The information was contained in a letter from Kalmar Richards sent to school staff last Friday on grading and reporting procedures until June, the end of the school year.
Ms Richards said that a second progress report would go to parents in April followed by a final report card in June.
She added: “These reports will be pulled from PowerSchool.”
Ms Richards said that a report on pupils’ “personal and social development” would also be provided.
She added: “This report will have to be completed manually and the first report will be sent at the end of February.”
“We recognise that based on what is being asked, we will need to provide professional learning, technical support, and improve the response time for PowerSchool when scores are being entered.
“The Department of Education will provide the professional learning, a team of teachers will provide technical support, and our IT team has put a solution in place to address technology concerns related to length of time that it takes for PowerSchool to respond when grades are being entered.”
Ms Richards added that one of the “major goals” of the Bermuda public school system was to “become a standards-based education system”.

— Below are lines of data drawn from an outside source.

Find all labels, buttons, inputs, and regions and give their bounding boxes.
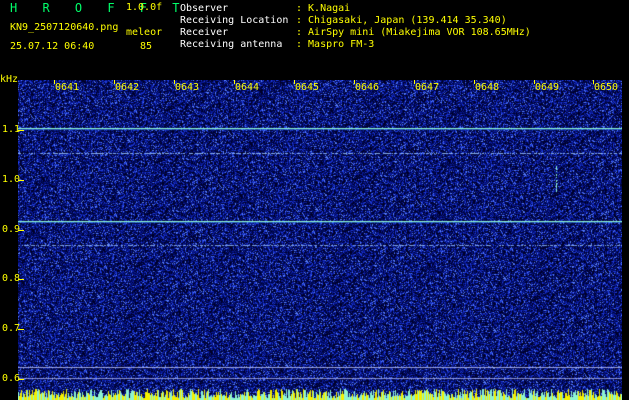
receiver-value: : AirSpy mini (Miakejima VOR 108.65MHz) [296,27,531,38]
date-time: 25.07.12 06:40 [10,41,95,52]
x-label-0645: 0645 [295,82,320,93]
x-tick [174,80,175,84]
spectrogram-plot [18,80,622,400]
observer-label: Observer [180,3,229,14]
observer-value: : K.Nagai [296,3,351,14]
count-value: 85 [140,41,153,52]
y-tick [18,130,24,131]
x-label-0642: 0642 [115,82,140,93]
app-version: 1.0.0f [126,2,163,13]
x-tick [414,80,415,84]
header-panel: H R O F F T 1.0.0f KN9_2507120640.png me… [0,0,629,78]
x-tick [234,80,235,84]
x-label-0647: 0647 [415,82,440,93]
x-label-0641: 0641 [55,82,80,93]
x-tick [54,80,55,84]
x-label-0643: 0643 [175,82,200,93]
y-tick [18,230,24,231]
x-label-0649: 0649 [535,82,560,93]
y-tick [18,180,24,181]
x-label-0648: 0648 [475,82,500,93]
x-tick [474,80,475,84]
x-label-0644: 0644 [235,82,260,93]
x-tick [294,80,295,84]
location-value: : Chigasaki, Japan (139.414 35.340) [296,15,507,26]
y-tick [18,329,24,330]
file-name: KN9_2507120640.png [10,22,119,33]
y-tick [18,279,24,280]
x-tick [354,80,355,84]
antenna-value: : Maspro FM-3 [296,39,375,50]
location-label: Receiving Location [180,15,289,26]
spectrogram-canvas [18,80,622,400]
x-label-0646: 0646 [355,82,380,93]
receiver-label: Receiver [180,27,229,38]
x-tick [534,80,535,84]
antenna-label: Receiving antenna [180,39,283,50]
x-tick [593,80,594,84]
x-label-0650: 0650 [594,82,619,93]
right-border [622,78,629,400]
y-tick [18,379,24,380]
station-name: meleor [126,27,163,38]
y-axis-unit: kHz [0,74,19,85]
x-tick [114,80,115,84]
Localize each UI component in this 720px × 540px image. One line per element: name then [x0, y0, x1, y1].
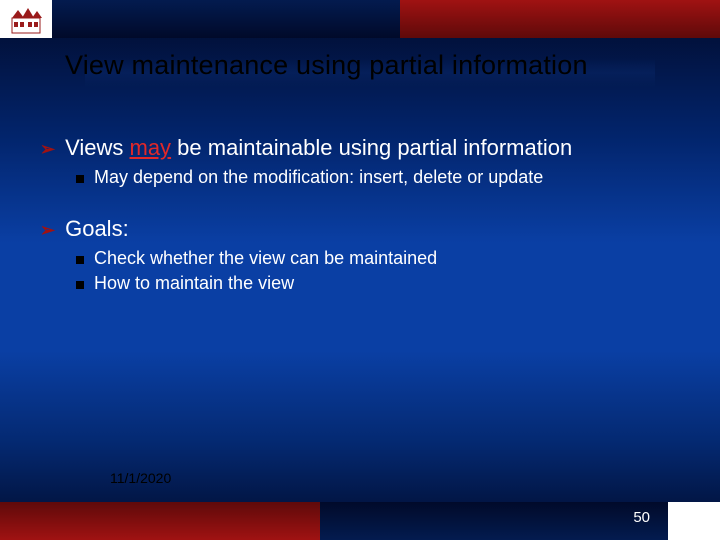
- logo-box: [0, 0, 52, 38]
- subbullets-2: Check whether the view can be maintained…: [76, 248, 680, 294]
- bullet-2: ➢ Goals: Check whether the view can be m…: [40, 216, 680, 294]
- arrow-icon: ➢: [40, 138, 55, 160]
- subbullets-1: May depend on the modification: insert, …: [76, 167, 680, 188]
- building-icon: [8, 4, 44, 34]
- top-bar: [0, 0, 720, 38]
- bottom-bar-white: [668, 502, 720, 540]
- slide-title: View maintenance using partial informati…: [65, 50, 700, 81]
- slide: View maintenance using partial informati…: [0, 0, 720, 540]
- subbullet-text: May depend on the modification: insert, …: [94, 167, 543, 188]
- subbullet-text: Check whether the view can be maintained: [94, 248, 437, 269]
- subbullet-row: How to maintain the view: [76, 273, 680, 294]
- top-bar-red: [400, 0, 720, 38]
- bottom-bar: [0, 502, 720, 540]
- arrow-icon: ➢: [40, 219, 55, 241]
- top-bar-dark: [52, 0, 400, 38]
- subbullet-row: May depend on the modification: insert, …: [76, 167, 680, 188]
- bottom-bar-dark: [320, 502, 668, 540]
- square-icon: [76, 281, 84, 289]
- bullet-text: Views may be maintainable using partial …: [65, 135, 572, 161]
- bullet-1: ➢ Views may be maintainable using partia…: [40, 135, 680, 188]
- bottom-bar-red: [0, 502, 320, 540]
- square-icon: [76, 175, 84, 183]
- subbullet-row: Check whether the view can be maintained: [76, 248, 680, 269]
- bullet-row: ➢ Views may be maintainable using partia…: [40, 135, 680, 161]
- body: ➢ Views may be maintainable using partia…: [40, 135, 680, 322]
- bullet-text: Goals:: [65, 216, 129, 242]
- square-icon: [76, 256, 84, 264]
- bullet-row: ➢ Goals:: [40, 216, 680, 242]
- page-number: 50: [633, 509, 650, 526]
- title-area: View maintenance using partial informati…: [65, 50, 700, 100]
- subbullet-text: How to maintain the view: [94, 273, 294, 294]
- bullet-pre: Views: [65, 135, 129, 160]
- date: 11/1/2020: [110, 470, 171, 486]
- bullet-emph: may: [130, 135, 172, 160]
- bullet-post: be maintainable using partial informatio…: [171, 135, 572, 160]
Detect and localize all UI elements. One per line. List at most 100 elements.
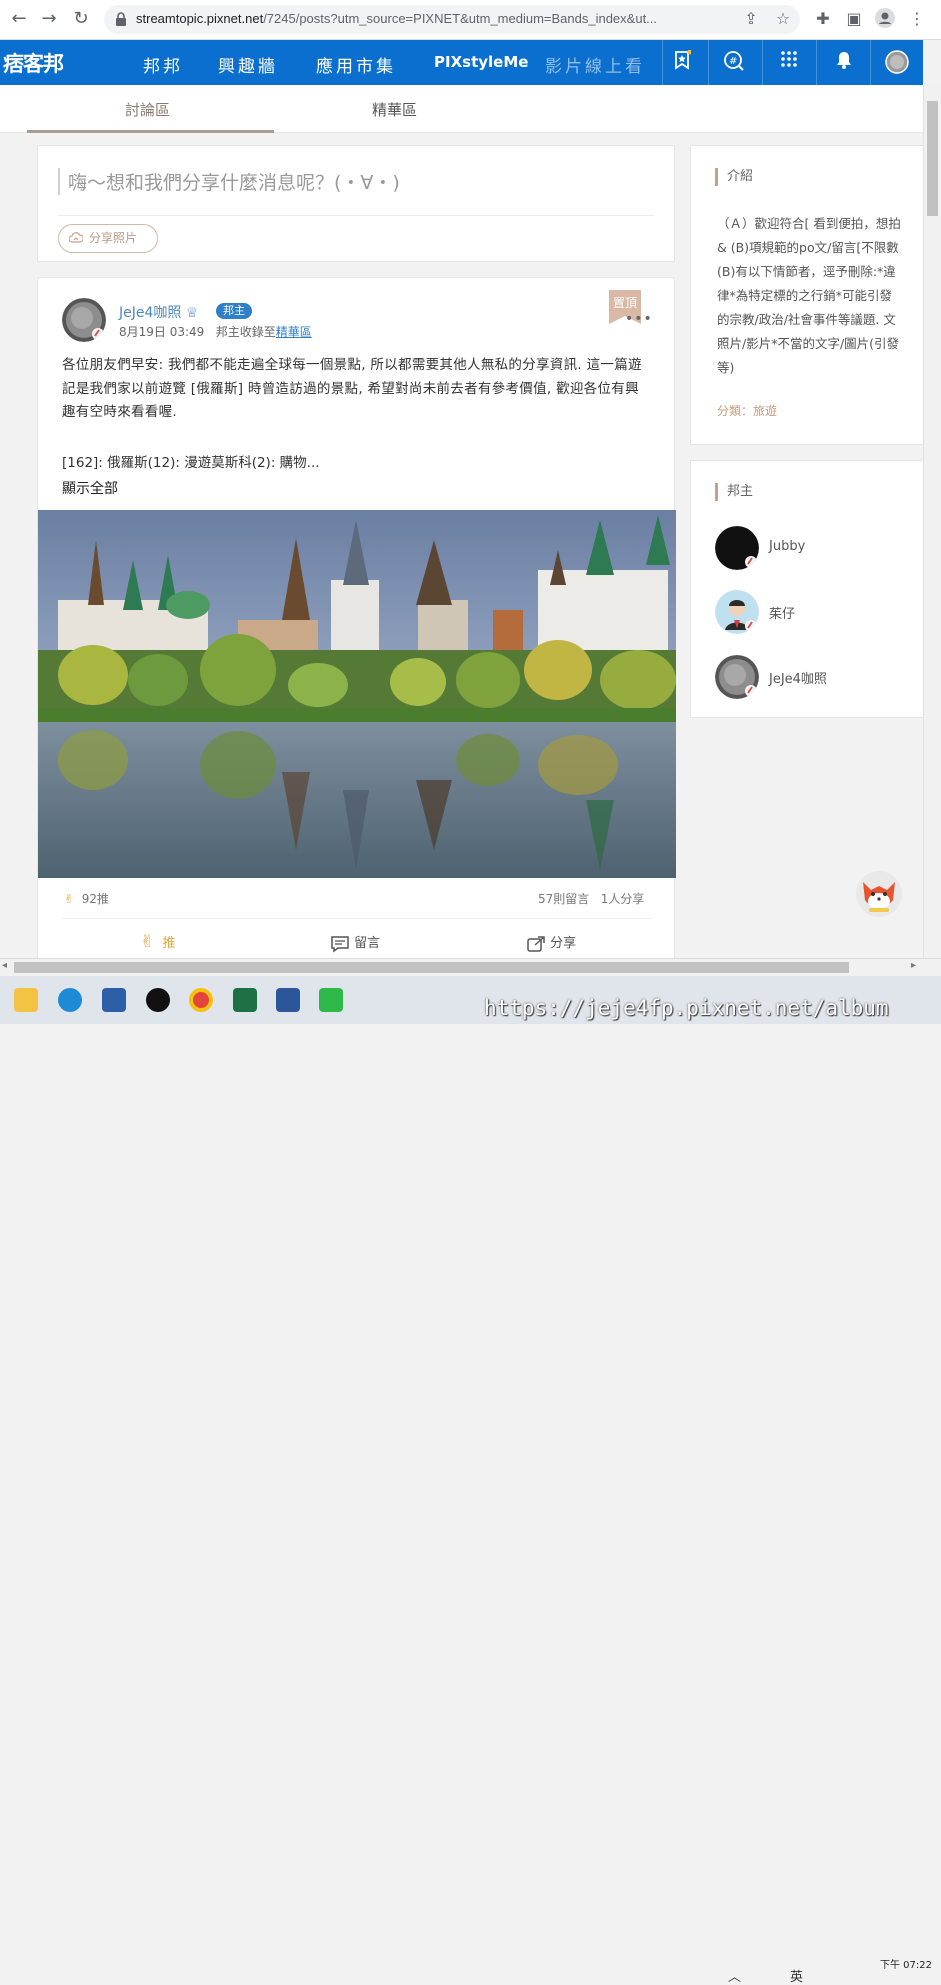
- address-bar[interactable]: streamtopic.pixnet.net/7245/posts?utm_so…: [104, 5, 800, 34]
- comment-icon: [331, 935, 349, 952]
- intro-text: （Ａ）歡迎符合[ 看到便拍，想拍 & (B)項規範的po文/留言[不限數 (B)…: [717, 212, 924, 380]
- word-icon[interactable]: [276, 988, 300, 1012]
- owner-avatar-jubby[interactable]: [715, 526, 759, 570]
- featured-link[interactable]: 精華區: [276, 325, 312, 339]
- intro-line: 的宗教/政治/社會事件等議題. 文: [717, 312, 896, 327]
- nav-bangbang[interactable]: 邦邦: [143, 52, 183, 77]
- post-stats: 57則留言 1人分享: [538, 890, 644, 907]
- nav-interest-wall[interactable]: 興趣牆: [218, 52, 278, 77]
- owner-avatar-jeje4[interactable]: [715, 655, 759, 699]
- tray-chevron-icon[interactable]: ︿: [728, 1966, 741, 1985]
- nav-video[interactable]: 影片線上看: [545, 52, 645, 77]
- edge-browser-icon[interactable]: [58, 988, 82, 1012]
- divider: [816, 40, 817, 85]
- owners-card: 邦主 Jubby 茱仔 JeJe4咖照: [690, 460, 925, 718]
- ime-indicator[interactable]: 英: [790, 1966, 803, 1985]
- chrome-icon[interactable]: [189, 988, 213, 1012]
- tab-featured[interactable]: 精華區: [372, 99, 417, 120]
- owner-avatar-zhuzai[interactable]: [715, 590, 759, 634]
- comment-count[interactable]: 57則留言: [538, 892, 589, 906]
- intro-line: 律*為特定標的之行銷*可能引發: [717, 288, 893, 303]
- comment-button[interactable]: 留言: [330, 932, 380, 953]
- store-icon[interactable]: [102, 988, 126, 1012]
- tab-discussion[interactable]: 討論區: [125, 99, 170, 120]
- side-panel-icon[interactable]: ▣: [843, 8, 865, 30]
- like-count-text: 92推: [81, 892, 109, 906]
- site-logo[interactable]: 痞客邦: [3, 48, 64, 78]
- apps-grid-icon[interactable]: [777, 50, 801, 74]
- post-author-name[interactable]: JeJe4咖照 ♕: [119, 302, 198, 322]
- intro-line: (B)有以下情節者，逕予刪除:*違: [717, 264, 896, 279]
- share-icon: [527, 935, 545, 952]
- extensions-icon[interactable]: ✚: [812, 8, 834, 30]
- horizontal-scrollbar[interactable]: ◂ ▸: [0, 958, 941, 976]
- tiktok-icon[interactable]: [146, 988, 170, 1012]
- bookmark-icon[interactable]: [670, 49, 694, 74]
- post-body: 各位朋友們早安: 我們都不能走遍全球每一個景點, 所以都需要其他人無私的分享資訊…: [62, 357, 642, 420]
- intro-title: 介紹: [715, 168, 753, 186]
- excel-icon[interactable]: [233, 988, 257, 1012]
- comment-label: 留言: [354, 936, 381, 951]
- post-photo[interactable]: [38, 510, 676, 878]
- intro-line: （Ａ）歡迎符合[ 看到便拍，想拍: [717, 216, 901, 231]
- like-thumb-icon: ✌: [64, 892, 75, 906]
- share-page-icon[interactable]: ⇪: [740, 8, 762, 30]
- post-card: JeJe4咖照 ♕ 邦主 8月19日 03:49 邦主收錄至精華區 置頂 •••…: [37, 277, 676, 967]
- horizontal-scroll-thumb[interactable]: [14, 962, 849, 973]
- clock[interactable]: 下午 07:22: [880, 1960, 932, 1972]
- nav-pixstyleme[interactable]: PIXstyleMe: [434, 53, 528, 71]
- vertical-scrollbar[interactable]: [923, 85, 941, 958]
- like-count[interactable]: ✌ 92推: [64, 890, 109, 907]
- board-tabs: 討論區 精華區: [0, 85, 923, 133]
- reload-icon[interactable]: ↻: [70, 8, 92, 30]
- url-watermark: https://jeje4fp.pixnet.net/album: [484, 996, 889, 1020]
- owner-name[interactable]: JeJe4咖照: [769, 668, 827, 687]
- compose-input[interactable]: 嗨～想和我們分享什麼消息呢？(・∀・): [58, 168, 400, 195]
- svg-text:#: #: [729, 56, 737, 67]
- browser-toolbar: ← → ↻ streamtopic.pixnet.net/7245/posts?…: [0, 0, 941, 40]
- search-icon[interactable]: #: [722, 50, 746, 74]
- like-button[interactable]: ✌ 推: [140, 932, 176, 952]
- address-url: streamtopic.pixnet.net/7245/posts?utm_so…: [136, 11, 658, 26]
- file-explorer-icon[interactable]: [14, 988, 38, 1012]
- divider: [870, 40, 871, 85]
- chrome-menu-icon[interactable]: ⋮: [906, 8, 928, 30]
- intro-line: 等): [717, 360, 735, 375]
- forward-icon[interactable]: →: [38, 8, 60, 30]
- cloud-photo-icon: [69, 232, 83, 243]
- show-all-link[interactable]: 顯示全部: [62, 478, 118, 498]
- author-avatar[interactable]: [62, 298, 106, 342]
- share-count[interactable]: 1人分享: [601, 892, 645, 906]
- owner-badge: 邦主: [216, 303, 252, 319]
- divider: [62, 918, 652, 919]
- owners-title: 邦主: [715, 483, 753, 501]
- intro-line: 照片/影片*不當的文字/圖片(引發: [717, 336, 900, 351]
- divider: [662, 40, 663, 85]
- owner-name[interactable]: 茱仔: [769, 603, 795, 622]
- lock-icon: [116, 12, 126, 26]
- fox-helper-icon[interactable]: [855, 868, 903, 918]
- intro-card: 介紹 （Ａ）歡迎符合[ 看到便拍，想拍 & (B)項規範的po文/留言[不限數 …: [690, 145, 925, 445]
- share-label: 分享: [550, 936, 577, 951]
- share-button[interactable]: 分享: [526, 932, 576, 953]
- pinned-label: 置頂: [613, 296, 638, 310]
- back-icon[interactable]: ←: [8, 8, 30, 30]
- intro-line: & (B)項規範的po文/留言[不限數: [717, 240, 899, 255]
- notification-bell-icon[interactable]: [832, 50, 856, 74]
- share-photo-button[interactable]: 分享照片: [58, 224, 158, 253]
- profile-icon[interactable]: [874, 8, 896, 30]
- like-icon: ✌: [140, 932, 155, 952]
- bookmark-star-icon[interactable]: ☆: [772, 8, 794, 30]
- user-avatar-icon[interactable]: [885, 50, 909, 74]
- scroll-right-arrow-icon[interactable]: ▸: [911, 960, 916, 971]
- line-app-icon[interactable]: [319, 988, 343, 1012]
- active-tab-indicator: [27, 130, 274, 133]
- nav-app-market[interactable]: 應用市集: [316, 52, 396, 77]
- post-meta: 8月19日 03:49 邦主收錄至精華區: [119, 323, 312, 340]
- owner-name[interactable]: Jubby: [769, 539, 805, 554]
- more-options-icon[interactable]: •••: [625, 311, 653, 327]
- vertical-scroll-thumb[interactable]: [927, 101, 938, 216]
- scroll-left-arrow-icon[interactable]: ◂: [2, 960, 7, 971]
- post-tags[interactable]: [162]: 俄羅斯(12): 漫遊莫斯科(2): 購物...: [62, 451, 320, 471]
- category-label[interactable]: 分類：旅遊: [717, 402, 777, 419]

She said: “Over the next few years, we will make this transition for the benefit of the children in our schools.”
Ms Richards added that a steering committee had charted the path for public schools to move from a traditional grading system to the standards-based model.
She said that the expectations outlined in the letter for primary and middle school teachers “take into consideration the reality of where we are in relation to our transition to a standards-based system”.
Ms Richards added that the views of principals, teachers and parents were considered and that the targets were “not determined in isolation”.
She said that teachers would score pupil assignments using a 0 to 4 scale. A four showed “advanced understanding”, while a zero represented “no or insufficient evidence”.
She added that the scale would “promote consistency between scoring from last term and this term”.
Ms Richards said: “It is important for you to note well that the scoring process that is expected ... is a traditional approach to grading and that it is only being used as an interim step as we transition to a standards-based education system.”
Training in the new system was provided to teachers and principals last month after a request from the Bermuda Union of Teachers.
Teachers have been locked in conflict with the Government over a series of problems, including standards-based grading, which the teaching union said had added stress to already overburdened staff.
Shannon James, the president of the BUT, admitted last week that not all primary and middle school teachers had uploaded grades to PowerSchool because of confusion about the introduction of standards-based grading.
However, Mr James added that teachers had kept hard copies of pupil grades.
A spokeswoman for the Ministry of Education confirmed last week that there was “variance from school to school” in the addition of pupil grades to PowerSchool.
She promised the variations “will be reduced this month forward” and that teachers would be expected to update grades every two weeks as schools move towards standards-based grading.
Ms Richards last month apologised to teachers for “insufficient support, training and communication, and for the impact that it has had on principals, teachers and schools”.